Gravitational diffraction radiation

TL;DR

This paper proposes that particles in a universe modeled as a membrane in higher dimensions can emit gravitational waves due to spacetime inhomogeneities, analogous to electromagnetic diffraction radiation, with implications for brane-world scenarios.

Contribution

It introduces a general formula for gravitational diffraction radiation in higher-dimensional models and explores its potential to constrain brane perturbations.

Findings

Gravitational diffraction radiation can carry away significant particle energy.

The derived formula applies to flat compact extra dimensions.

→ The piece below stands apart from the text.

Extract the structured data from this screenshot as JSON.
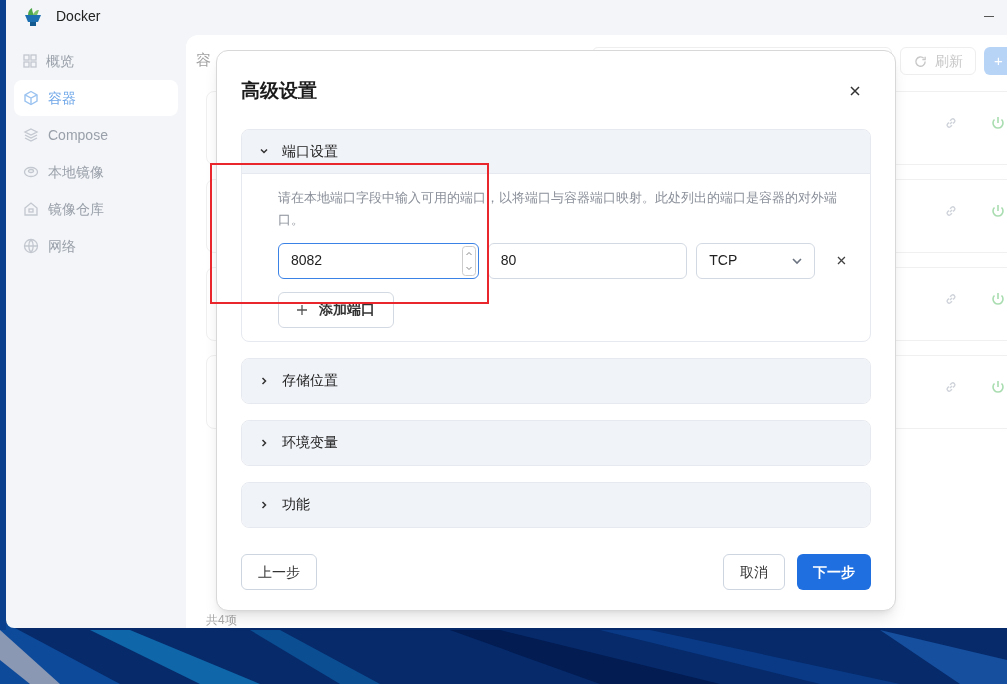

Constraints on brane perturbation scales are established.

Abstract

We show that if the visible universe is a membrane embedded in a higher-dimensional space, particles in uniform motion radiate gravitational waves because of spacetime lumpiness. This phenomenon is analogous to the electromagnetic diffraction radiation of a charge moving near to a metallic grating. In the gravitational case, the role of the metallic grating is played by the inhomogeneities of the extra-dimensional space, such as a hidden brane. We derive a general formula for gravitational diffraction radiation and apply it to a higher-dimensional scenario with flat compact extra dimensions. Gravitational diffraction radiation may carry away a significant portion of the particle's initial energy. This allows to set stringent limits on the scale of brane perturbations. Physical effects of gravitational diffraction radiation are briefly discussed.